Teaching the Prosodic Configuration of Lectures: Thematic Structure, Intonation, and L1 Interference

Cantarutti, Marina (2015). Teaching the Prosodic Configuration of Lectures: Thematic Structure, Intonation, and L1 Interference. In: Proceedings of the Phonetics Teaching and Learning Conference (Przedlacka, Joanna; Ashby, Michael and Maidment, John eds.), Phonetics Teaching and Learning Conference, London, pp. 23–28.

URL: https://www.ucl.ac.uk/pals/proceedings-2015

Abstract

The lecture is the chosen speech genre in the academic world for the distribution of knowledge.
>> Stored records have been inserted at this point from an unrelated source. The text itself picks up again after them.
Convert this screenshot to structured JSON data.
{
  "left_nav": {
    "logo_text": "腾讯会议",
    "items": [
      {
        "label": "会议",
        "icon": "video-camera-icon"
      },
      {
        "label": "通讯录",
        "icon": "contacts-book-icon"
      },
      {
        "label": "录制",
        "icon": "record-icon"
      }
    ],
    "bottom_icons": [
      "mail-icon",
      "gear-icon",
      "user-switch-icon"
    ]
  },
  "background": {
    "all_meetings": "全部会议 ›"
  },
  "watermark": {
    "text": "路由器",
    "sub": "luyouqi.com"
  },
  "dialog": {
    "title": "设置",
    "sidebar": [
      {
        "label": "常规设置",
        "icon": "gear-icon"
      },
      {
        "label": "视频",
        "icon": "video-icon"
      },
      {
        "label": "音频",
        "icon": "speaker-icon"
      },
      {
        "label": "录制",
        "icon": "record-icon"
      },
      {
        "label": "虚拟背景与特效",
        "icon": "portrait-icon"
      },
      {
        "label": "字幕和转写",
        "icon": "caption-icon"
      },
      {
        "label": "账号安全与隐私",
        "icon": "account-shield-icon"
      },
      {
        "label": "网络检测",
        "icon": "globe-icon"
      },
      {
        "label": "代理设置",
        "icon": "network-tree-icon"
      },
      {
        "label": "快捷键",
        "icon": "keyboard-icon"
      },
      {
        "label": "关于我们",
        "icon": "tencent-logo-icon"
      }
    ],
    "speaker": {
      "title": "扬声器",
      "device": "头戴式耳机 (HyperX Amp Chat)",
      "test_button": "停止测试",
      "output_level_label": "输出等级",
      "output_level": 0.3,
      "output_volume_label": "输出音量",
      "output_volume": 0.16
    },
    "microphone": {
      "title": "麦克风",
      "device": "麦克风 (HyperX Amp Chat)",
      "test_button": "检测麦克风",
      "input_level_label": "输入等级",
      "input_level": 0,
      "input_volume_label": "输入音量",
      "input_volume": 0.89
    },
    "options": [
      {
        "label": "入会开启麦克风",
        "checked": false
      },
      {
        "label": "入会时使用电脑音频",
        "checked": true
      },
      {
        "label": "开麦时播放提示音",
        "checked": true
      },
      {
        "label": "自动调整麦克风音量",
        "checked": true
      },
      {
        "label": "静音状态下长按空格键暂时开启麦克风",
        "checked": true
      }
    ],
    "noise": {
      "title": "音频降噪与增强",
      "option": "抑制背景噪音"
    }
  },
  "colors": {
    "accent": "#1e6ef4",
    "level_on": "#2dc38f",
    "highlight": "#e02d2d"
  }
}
Among other defining characteristics, lectures are organised along a particular thematic structure that signals to the audience how the information status and its progression is to be interpreted; and the instructions that this structuring provides are either accompanied or disambiguated through prosodic choices in the systems of tonality, tonicity and tone.

This paper reviews some basic research on the prosodic configuration of lectures in General British and Riverplate Spanish, and reports a pilot experience in training Spanish-speaking teacher trainees in the production of typical prosodic patterns in the lecture genre, with a special focus on thematic structure, and with a secondary aim of reducing patterns of interference from L1 through the training of metaphonological awareness and self-regulatory skills.